In Kilraine v London Borough of Wandsworth the Court of Appeal has confirmed that to be protected under whistleblower legislation, disclosures need to be more than mere allegations and have sufficient factual content and specificity of a relevant failure set out in the Employment Rights Act 1996.
We previously blogged on the EAT decision here. The Court of Appeal dealt with two of the disclosures made by the Claimant:
- An email to the Council’s Assistant Director of Children’s Services stating that the Council was failing in its legal obligations towards her in respect of bullying and harassment with ‘numerous incidents of inappropriate behaviour towards me’; and
- An email to the Council’s HR department complaining of a lack of support from her line manager when she raised a safeguarding issue.
The Court of Appeal upheld the EAT’s decision that the above two disclosures did not disclose any information alleging a relevant failure under the ERA 1996 and so were not protected disclosures (thus did not qualify for whistleblowing protection).
Helpfully, the Court of Appeal set out that in determining if a disclosure is protected, the key issues are whether the disclosure contains sufficient factual content and is specific enough to be capable of showing one of the relevant failures set out in the ERA 1996.

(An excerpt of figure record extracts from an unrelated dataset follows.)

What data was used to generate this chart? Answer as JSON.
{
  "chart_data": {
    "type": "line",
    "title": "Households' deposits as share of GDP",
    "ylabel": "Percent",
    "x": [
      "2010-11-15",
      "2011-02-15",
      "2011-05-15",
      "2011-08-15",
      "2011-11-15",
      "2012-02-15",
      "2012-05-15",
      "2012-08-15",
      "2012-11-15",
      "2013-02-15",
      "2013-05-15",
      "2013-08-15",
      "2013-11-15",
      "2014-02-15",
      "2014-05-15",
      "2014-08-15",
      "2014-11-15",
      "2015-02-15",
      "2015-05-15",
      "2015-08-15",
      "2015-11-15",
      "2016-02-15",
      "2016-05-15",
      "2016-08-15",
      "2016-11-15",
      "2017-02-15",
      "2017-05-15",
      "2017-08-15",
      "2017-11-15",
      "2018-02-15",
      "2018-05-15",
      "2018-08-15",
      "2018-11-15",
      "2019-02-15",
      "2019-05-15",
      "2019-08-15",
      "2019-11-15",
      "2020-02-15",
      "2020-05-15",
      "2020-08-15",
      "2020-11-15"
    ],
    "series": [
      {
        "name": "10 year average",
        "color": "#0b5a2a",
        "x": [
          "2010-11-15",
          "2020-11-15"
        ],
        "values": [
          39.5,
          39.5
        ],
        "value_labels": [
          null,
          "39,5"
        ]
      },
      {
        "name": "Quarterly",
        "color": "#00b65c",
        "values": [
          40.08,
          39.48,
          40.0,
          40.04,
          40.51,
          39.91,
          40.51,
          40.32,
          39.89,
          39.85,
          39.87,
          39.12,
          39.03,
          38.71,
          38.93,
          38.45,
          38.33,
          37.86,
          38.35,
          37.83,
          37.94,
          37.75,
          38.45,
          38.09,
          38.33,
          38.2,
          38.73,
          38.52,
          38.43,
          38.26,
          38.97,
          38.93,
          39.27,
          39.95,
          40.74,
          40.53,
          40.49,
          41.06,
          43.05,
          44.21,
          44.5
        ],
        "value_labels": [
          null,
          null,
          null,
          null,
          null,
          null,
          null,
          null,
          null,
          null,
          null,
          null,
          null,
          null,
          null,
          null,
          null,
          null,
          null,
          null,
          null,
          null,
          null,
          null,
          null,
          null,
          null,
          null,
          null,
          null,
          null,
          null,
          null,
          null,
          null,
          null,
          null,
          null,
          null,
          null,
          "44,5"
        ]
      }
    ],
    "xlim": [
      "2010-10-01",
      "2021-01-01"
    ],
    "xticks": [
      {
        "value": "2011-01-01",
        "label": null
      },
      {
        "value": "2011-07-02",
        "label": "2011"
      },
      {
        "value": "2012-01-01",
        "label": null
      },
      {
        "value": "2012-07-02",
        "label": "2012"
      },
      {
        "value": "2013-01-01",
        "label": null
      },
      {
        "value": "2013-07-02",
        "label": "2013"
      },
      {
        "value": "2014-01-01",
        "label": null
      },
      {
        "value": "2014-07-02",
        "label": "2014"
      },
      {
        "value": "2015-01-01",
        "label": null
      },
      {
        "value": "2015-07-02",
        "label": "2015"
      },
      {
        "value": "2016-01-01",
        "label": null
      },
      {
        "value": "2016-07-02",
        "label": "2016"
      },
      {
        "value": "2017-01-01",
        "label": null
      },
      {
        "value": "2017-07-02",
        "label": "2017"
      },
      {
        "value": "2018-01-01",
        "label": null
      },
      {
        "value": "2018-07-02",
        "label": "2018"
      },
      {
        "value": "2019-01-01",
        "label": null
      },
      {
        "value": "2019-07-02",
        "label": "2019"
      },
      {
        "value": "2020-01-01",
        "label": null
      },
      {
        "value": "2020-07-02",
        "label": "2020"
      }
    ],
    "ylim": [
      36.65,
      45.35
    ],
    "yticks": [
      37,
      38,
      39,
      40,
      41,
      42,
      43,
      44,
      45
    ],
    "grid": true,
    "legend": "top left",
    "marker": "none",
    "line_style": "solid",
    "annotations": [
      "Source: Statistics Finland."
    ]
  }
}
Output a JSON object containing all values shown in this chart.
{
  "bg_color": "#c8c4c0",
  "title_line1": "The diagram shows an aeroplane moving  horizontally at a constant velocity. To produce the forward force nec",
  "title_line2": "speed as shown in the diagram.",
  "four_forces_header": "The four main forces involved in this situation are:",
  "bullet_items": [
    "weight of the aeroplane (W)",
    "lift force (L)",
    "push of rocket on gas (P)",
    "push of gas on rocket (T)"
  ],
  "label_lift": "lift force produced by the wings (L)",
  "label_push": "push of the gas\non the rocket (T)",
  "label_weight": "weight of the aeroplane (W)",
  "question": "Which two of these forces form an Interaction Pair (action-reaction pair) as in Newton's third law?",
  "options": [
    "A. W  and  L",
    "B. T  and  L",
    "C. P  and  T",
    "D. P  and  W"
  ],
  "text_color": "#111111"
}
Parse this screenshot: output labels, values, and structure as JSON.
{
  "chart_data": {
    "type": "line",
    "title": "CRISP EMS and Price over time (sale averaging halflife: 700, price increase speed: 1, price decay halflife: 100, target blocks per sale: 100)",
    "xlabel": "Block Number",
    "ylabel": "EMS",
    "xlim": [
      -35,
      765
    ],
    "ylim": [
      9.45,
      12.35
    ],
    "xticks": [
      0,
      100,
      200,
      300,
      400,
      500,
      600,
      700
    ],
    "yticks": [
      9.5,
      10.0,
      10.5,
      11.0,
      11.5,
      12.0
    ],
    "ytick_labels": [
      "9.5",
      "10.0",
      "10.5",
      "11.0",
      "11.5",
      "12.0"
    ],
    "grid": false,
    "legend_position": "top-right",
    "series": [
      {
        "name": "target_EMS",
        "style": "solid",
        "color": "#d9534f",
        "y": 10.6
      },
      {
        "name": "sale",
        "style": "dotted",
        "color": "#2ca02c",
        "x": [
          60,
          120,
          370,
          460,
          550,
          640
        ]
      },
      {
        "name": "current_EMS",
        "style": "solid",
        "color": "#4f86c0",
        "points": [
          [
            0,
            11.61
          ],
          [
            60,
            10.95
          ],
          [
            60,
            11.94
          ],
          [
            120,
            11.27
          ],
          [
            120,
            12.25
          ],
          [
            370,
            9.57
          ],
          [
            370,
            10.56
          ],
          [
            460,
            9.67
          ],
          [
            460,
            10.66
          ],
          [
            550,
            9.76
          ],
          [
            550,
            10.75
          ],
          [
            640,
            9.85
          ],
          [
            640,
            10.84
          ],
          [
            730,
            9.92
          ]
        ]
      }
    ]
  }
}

The case gives useful clarity on when a disclosure is protected under whistleblowing legislation, but since the test looks at the ‘reasonable belief of the worker’ making the disclosure, there is still an element of subjectivity, so the matter remains fact-specific. Employers should adopt effective whistleblowing procedures to help deal with allegations effectively and reduce the risk of claims for workers being subjected to detriments following a protected disclosure.